The shameful truce that followed came to be known as the Jim Crow era. It last seventy five years. The subjugation of African-Americans and depredations of the Ku Klux Klan were eclipsed by the maudlin drama of reconciliation among of white veterans – a story brilliantly related in Race and Reunion: The Civil War in American Memory, by David Blight, of Yale University. For an up-to-date account, see The Second Founding: How the Civil War and Reconstruction Remade the Constitution, by Eric Foner, of Columbia University.
The second reconstruction, if that is what it was, was presaged in 1942 by Swedish economist Gunnar Myrdal’s book, An American Dilemma: The Negro Problem and American Democracy, commissioned by the Carnegie Corporation. The political movement commenced in 1948 with the desegregation of the US armed forces. The civil rights movement lasted from Rosa Parks arrest to the March on Washington, in 1963, at which Martin Luther King made delivered his “I Have a Dream” speech, and culminate in the passage of the 1965 Voting Rights Act.

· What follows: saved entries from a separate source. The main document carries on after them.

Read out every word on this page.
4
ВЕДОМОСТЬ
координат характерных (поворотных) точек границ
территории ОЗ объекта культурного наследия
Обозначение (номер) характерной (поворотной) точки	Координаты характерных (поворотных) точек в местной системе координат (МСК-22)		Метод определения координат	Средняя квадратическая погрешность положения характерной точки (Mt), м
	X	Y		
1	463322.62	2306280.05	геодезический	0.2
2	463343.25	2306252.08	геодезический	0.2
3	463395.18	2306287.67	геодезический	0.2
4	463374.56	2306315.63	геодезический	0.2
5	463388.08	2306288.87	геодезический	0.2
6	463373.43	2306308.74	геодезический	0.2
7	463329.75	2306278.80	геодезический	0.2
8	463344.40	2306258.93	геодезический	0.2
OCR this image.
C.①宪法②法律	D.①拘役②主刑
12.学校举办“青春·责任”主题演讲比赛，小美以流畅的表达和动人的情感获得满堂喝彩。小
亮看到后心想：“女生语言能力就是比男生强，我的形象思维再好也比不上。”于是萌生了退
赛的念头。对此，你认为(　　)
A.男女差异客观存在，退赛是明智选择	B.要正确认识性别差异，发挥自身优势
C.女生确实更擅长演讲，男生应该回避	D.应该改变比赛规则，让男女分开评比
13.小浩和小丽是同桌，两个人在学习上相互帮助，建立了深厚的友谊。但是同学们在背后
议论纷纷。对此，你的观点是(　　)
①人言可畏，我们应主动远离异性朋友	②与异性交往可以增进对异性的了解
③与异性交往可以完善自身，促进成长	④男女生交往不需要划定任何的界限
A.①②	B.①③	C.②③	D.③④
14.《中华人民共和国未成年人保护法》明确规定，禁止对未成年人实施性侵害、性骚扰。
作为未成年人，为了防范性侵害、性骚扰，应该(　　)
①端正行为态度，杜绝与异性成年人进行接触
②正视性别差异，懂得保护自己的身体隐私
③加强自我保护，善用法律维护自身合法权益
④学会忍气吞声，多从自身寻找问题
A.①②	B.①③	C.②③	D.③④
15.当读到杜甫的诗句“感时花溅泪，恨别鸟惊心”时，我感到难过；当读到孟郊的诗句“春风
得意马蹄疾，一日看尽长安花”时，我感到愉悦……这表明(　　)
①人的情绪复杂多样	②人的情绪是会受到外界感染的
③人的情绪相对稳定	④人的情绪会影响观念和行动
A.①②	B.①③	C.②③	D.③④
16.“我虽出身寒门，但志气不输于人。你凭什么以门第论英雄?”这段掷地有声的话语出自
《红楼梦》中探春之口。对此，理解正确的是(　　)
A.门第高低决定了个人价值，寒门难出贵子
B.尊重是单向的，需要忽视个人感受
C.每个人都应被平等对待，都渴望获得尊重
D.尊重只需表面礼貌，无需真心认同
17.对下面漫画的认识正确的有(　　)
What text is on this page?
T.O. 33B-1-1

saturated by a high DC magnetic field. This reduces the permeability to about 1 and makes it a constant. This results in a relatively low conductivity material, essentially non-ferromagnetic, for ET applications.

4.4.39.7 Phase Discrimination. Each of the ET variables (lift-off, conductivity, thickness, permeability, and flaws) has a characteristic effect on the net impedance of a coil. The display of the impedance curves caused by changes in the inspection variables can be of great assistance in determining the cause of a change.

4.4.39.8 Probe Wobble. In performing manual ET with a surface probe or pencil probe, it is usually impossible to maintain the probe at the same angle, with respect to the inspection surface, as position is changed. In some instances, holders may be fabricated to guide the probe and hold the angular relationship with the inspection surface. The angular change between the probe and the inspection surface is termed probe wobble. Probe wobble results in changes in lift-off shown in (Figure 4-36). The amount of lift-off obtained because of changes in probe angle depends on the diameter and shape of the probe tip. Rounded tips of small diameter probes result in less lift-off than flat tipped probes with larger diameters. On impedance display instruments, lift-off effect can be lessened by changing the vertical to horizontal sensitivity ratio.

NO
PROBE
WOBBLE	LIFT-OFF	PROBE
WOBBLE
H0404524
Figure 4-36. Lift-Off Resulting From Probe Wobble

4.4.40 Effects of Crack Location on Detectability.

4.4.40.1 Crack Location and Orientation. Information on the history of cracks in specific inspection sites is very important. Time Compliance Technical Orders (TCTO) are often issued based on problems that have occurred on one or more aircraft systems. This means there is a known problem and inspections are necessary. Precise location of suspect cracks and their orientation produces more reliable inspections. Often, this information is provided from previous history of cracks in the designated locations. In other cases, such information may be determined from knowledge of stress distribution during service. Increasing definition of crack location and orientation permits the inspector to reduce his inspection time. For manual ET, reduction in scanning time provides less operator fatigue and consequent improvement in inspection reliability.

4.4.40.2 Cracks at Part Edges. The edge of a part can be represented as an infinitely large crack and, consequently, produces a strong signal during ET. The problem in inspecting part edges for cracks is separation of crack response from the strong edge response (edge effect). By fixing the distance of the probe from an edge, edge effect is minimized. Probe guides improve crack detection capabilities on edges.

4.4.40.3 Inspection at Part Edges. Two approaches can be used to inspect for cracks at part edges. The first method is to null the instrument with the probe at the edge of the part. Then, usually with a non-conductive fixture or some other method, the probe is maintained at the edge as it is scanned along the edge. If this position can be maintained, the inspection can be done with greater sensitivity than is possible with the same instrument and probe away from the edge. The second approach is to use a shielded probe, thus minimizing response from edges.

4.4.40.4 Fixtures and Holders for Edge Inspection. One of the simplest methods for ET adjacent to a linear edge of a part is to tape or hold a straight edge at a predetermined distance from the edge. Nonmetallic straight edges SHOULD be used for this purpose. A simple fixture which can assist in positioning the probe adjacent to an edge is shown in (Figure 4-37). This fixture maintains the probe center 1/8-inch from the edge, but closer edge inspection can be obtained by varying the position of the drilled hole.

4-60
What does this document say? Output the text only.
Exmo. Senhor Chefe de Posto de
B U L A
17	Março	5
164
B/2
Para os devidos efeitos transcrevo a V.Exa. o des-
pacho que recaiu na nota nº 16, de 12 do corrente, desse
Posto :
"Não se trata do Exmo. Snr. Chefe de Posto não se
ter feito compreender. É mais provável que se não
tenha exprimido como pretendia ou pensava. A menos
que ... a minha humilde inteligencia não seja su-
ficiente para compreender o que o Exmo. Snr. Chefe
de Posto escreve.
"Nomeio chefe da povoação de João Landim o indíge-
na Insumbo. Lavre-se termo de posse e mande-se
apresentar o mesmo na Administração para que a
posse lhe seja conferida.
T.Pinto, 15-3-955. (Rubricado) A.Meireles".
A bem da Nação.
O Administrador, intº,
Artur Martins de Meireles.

Repression was far less violent than on the way to the Jim Crow era. There were murders in the civil rights era, but mostly they made newspaper front pages.
And while the second reconstruction entered on race, many other barriers were breached in those rears as well: ethnicity, gender, and sexual preference. In Roe v Wade, the Supreme Court established a constitutional right to abortion a decade after the invention of the Pill made pregnancy a fundamentally deliberate decision.
How do reconstructions end? In the aftermath of decisive elections, it would seem – in the case of the second reconstruction, with the 1968 election of Richard Nixon, based on a southern strategy devised originally by Barry Goldwater. Nixon was in many ways the last in a line of liberal presidents who followed Franklin Roosevelt. He had promised to “end the war” the war and he dus. An armistice of sorts – Norman Lear’s All in the Family television sit-com – preceded his Watergate-inspired resignation. Peace lasted until the election of President Barack Obama.
So what can be said about this third reconstruction, if that is what it is? Certainly it is still more diffuse – not just Black Lives Matter, but #MeToo, transgender rights, immigration policy, and climate change, all of it aggravated by the election of Donald Trump. This latest reconstruction is often described as a culture war, by those who have never seen an armed conflict. How might this episode end? In the usual way, with a decisive election. Armistice may takes longer to achieve.
For a slightly different view of the history, see Bret Stephens, Why Wokeness Will Fail. We journalists are free to voice opinions, but we must ultimately leave these questions to political leaders, legal scholars, philosophers, historians, and the passage of time. I was heartened, though, at the thought expressed by economic philosopher John Roemer, of Yale University, who knows much more than I do about these matters, when he wrote the other day to say “I think the formulation of the first, second, third…. Reconstructions is incisive. It reminds me of the way we measure the lifetime of a radioactive mineral. We celebrate its half-life, three-quarters life, etc….. but the radioactivity never completely disappears. Racism, like radioactivity, dissipates over time but never vanishes.”